I am trying to do text classification with TPOT. I know you can save the vocabulary for the TfidfVectors but I am having some issues with getting the results for my model.
from sklearn.feature_extraction.text import CountVectorizer, TfidfVectorizer
from tpot import TPOTClassifier
x_sentences = ["hello world", "how are you", ...]
y_classes = [1, 2, ...]
tfidfconverter = TfidfVectorizer(max_features=500, min_df=5, max_df=0.7)
X = tfidfconverter.fit_transform(x_sentences).toarray()
X_train, X_test, y_train, y_test = train_test_split(X, y_classes, test_size=0.2, random_state=42)
cv = RepeatedStratifiedKFold(n_splits=10, n_repeats=3, random_state=1)
model = TPOTClassifier(generations=3, population_size=30, cv=cv, scoring='accuracy', verbosity=2, random_state=1, n_jobs=-1)

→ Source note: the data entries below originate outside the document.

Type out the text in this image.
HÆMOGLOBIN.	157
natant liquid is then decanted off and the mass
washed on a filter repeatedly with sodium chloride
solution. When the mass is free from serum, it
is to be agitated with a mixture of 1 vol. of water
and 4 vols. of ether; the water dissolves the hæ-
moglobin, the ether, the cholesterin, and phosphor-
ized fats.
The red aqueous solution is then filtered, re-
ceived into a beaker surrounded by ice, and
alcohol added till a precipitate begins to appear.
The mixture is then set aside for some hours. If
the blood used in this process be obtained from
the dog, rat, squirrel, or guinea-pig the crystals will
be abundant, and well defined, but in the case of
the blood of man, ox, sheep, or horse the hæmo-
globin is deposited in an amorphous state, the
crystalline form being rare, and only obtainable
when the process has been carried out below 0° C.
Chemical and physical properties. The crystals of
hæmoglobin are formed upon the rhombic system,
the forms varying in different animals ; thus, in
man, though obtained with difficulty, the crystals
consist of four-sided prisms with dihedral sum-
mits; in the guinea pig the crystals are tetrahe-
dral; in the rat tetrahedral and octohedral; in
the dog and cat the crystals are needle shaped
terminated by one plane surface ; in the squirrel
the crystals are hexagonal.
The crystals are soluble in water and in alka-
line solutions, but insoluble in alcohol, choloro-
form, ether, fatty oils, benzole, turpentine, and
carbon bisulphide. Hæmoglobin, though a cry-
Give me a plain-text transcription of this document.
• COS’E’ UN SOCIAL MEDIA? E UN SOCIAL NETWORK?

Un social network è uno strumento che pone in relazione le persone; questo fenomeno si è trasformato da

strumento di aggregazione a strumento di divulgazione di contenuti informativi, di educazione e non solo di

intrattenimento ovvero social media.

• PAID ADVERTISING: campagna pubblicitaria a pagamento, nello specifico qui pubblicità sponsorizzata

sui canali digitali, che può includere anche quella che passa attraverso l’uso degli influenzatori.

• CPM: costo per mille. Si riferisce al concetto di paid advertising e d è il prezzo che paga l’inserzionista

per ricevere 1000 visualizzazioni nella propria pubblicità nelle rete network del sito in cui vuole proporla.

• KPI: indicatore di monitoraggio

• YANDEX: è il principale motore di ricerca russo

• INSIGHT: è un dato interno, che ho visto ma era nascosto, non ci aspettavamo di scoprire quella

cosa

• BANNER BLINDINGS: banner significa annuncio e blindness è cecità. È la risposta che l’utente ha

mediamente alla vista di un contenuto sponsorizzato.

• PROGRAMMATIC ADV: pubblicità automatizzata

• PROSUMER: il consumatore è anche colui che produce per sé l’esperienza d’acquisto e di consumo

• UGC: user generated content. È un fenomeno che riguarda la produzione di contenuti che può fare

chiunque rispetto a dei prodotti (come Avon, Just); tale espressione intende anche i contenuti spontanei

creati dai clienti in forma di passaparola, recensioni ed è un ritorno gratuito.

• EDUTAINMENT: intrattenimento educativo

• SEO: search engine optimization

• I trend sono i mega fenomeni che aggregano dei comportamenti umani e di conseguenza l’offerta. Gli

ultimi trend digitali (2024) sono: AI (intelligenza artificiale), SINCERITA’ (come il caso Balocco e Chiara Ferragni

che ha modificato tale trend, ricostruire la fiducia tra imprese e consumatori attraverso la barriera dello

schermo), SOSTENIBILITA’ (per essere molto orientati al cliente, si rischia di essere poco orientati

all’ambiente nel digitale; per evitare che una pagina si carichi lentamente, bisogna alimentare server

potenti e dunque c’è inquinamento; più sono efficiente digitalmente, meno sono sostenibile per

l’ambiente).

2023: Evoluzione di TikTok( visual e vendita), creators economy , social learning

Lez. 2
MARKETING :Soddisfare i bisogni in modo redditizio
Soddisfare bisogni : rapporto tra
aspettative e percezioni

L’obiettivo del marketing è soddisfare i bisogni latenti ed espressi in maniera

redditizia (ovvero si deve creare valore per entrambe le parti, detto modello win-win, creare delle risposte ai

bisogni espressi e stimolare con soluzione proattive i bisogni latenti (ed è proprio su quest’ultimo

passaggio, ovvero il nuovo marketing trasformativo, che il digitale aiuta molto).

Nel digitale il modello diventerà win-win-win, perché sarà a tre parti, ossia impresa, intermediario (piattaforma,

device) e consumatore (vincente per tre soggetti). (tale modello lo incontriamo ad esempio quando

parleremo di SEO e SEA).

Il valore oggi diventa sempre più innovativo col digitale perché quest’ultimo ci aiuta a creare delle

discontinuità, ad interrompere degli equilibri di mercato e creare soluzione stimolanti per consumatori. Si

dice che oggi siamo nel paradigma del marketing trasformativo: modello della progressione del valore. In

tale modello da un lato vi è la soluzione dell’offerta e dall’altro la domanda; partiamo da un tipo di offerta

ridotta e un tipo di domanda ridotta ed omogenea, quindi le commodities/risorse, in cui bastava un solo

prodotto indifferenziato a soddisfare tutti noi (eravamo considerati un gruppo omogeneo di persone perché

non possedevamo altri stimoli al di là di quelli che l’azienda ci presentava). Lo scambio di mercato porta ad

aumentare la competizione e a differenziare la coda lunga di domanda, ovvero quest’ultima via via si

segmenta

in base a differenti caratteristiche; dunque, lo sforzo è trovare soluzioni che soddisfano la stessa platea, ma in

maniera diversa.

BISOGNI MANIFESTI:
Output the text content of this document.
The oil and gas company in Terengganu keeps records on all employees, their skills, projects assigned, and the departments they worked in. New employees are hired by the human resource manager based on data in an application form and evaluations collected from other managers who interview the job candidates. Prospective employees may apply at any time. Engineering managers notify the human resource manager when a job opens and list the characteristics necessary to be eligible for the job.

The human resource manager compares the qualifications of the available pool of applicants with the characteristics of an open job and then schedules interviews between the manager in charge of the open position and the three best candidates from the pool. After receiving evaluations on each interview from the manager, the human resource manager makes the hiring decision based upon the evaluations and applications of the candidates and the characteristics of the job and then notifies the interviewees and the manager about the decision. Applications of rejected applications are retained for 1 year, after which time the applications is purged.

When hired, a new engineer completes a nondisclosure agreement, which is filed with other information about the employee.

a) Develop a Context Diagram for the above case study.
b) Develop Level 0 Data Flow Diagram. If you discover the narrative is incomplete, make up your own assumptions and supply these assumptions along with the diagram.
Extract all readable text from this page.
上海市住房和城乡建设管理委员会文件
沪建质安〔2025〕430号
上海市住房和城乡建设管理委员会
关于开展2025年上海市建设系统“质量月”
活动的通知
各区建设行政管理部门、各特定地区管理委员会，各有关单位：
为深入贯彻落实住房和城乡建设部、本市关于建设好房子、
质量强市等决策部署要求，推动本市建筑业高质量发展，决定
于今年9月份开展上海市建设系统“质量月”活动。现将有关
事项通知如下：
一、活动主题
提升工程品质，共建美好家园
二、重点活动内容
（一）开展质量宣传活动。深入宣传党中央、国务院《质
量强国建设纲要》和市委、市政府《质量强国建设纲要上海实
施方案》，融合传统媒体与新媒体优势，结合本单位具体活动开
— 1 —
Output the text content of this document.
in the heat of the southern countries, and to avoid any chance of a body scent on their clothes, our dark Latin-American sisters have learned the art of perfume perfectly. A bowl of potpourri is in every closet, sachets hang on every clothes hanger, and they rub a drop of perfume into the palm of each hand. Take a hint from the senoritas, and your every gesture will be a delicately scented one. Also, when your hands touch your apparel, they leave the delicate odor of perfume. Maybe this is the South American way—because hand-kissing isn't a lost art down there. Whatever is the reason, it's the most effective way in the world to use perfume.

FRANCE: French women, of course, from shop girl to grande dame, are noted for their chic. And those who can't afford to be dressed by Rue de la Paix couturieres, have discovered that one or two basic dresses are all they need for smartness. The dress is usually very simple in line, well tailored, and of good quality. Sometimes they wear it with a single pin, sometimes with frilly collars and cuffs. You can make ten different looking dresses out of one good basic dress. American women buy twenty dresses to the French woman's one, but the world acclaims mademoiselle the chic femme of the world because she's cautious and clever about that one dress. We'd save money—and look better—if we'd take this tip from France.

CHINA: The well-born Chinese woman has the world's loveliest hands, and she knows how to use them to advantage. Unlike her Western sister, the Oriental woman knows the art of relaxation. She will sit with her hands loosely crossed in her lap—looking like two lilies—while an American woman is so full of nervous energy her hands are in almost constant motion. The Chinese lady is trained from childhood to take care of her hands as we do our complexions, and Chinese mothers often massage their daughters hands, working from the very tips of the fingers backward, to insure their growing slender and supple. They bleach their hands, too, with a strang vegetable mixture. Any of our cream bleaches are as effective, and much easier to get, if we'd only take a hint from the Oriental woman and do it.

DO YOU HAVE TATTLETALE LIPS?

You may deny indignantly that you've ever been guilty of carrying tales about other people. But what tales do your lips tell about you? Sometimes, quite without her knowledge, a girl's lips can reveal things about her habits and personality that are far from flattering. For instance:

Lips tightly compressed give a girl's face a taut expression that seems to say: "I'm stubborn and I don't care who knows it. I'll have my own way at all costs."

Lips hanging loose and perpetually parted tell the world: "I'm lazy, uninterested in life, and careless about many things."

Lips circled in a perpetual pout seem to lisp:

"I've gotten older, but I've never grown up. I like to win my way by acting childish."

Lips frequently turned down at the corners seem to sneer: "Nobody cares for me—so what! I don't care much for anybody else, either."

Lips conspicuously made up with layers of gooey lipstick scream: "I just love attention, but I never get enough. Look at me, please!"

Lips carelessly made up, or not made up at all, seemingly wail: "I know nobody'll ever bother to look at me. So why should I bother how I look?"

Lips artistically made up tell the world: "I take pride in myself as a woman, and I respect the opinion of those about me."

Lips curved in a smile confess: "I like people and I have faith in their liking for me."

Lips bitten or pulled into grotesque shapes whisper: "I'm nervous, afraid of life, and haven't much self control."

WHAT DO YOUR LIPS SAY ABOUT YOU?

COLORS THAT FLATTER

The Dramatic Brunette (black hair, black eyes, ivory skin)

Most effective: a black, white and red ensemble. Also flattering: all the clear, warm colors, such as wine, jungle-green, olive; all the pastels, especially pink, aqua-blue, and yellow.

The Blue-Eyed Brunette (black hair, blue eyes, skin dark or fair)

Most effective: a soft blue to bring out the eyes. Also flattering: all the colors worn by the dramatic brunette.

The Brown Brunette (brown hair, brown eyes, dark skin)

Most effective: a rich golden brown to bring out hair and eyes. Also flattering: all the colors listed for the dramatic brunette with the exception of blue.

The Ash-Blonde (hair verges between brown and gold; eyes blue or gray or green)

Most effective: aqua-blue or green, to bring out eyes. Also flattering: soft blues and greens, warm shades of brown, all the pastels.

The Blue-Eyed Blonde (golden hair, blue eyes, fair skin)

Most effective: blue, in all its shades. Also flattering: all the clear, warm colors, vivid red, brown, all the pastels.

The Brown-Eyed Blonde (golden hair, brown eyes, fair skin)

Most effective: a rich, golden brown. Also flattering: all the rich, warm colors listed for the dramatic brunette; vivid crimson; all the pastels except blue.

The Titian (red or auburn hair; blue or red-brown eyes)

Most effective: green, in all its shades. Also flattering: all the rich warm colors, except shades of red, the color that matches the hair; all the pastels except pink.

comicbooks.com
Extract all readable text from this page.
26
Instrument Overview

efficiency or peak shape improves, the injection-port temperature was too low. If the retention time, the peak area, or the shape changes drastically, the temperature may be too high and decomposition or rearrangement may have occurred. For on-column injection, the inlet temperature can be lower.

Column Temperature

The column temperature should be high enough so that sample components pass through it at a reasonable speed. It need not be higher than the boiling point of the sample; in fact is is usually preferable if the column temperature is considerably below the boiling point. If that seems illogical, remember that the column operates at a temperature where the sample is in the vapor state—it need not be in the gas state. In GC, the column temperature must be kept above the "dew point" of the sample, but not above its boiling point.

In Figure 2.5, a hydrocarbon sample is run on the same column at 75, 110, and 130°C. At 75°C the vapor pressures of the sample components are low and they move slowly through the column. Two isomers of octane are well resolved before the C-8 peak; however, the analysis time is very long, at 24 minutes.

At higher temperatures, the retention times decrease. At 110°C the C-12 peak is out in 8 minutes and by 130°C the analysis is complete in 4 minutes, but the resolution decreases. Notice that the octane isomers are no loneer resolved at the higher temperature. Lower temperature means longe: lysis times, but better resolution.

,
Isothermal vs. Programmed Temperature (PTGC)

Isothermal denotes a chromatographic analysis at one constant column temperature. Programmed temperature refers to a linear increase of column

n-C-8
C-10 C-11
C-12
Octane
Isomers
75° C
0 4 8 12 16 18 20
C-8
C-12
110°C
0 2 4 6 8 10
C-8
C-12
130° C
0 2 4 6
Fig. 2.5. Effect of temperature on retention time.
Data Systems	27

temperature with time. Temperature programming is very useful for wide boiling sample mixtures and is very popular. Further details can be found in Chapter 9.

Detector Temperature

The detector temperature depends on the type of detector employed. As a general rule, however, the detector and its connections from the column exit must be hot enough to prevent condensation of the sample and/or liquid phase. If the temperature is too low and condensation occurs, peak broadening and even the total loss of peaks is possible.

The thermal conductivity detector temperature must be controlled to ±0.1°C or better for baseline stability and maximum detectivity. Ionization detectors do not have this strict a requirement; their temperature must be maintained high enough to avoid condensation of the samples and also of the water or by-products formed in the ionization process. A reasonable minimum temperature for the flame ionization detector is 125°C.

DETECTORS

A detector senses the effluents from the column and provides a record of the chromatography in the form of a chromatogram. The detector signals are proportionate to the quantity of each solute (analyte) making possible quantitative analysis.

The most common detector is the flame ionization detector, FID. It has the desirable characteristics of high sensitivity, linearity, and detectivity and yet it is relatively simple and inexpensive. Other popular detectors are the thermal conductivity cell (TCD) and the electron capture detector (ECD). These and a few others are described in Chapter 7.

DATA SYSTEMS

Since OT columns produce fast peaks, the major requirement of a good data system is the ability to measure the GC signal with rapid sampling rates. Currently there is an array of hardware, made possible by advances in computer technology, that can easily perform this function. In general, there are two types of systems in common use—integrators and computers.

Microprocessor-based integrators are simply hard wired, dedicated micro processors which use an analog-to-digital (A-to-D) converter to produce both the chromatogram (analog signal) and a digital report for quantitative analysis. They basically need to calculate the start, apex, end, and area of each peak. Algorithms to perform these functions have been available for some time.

model.fit(X_train, y_train)
# Return prediction for new sample
sample = tfidfconverter.transform(["hello friend"])
print(model.predict(sample))
I want my model to accept words that are not on the original dataset. I am not sure if I have to pad the sentences or how can I make it generalize to different values. I think using the same tfidconverter should be good enough. When I run the inference on a new sample it returns the following error:
ValueError: Not all operators in None supports sparse matrix. Please use "TPOT sparse" for sparse matrix.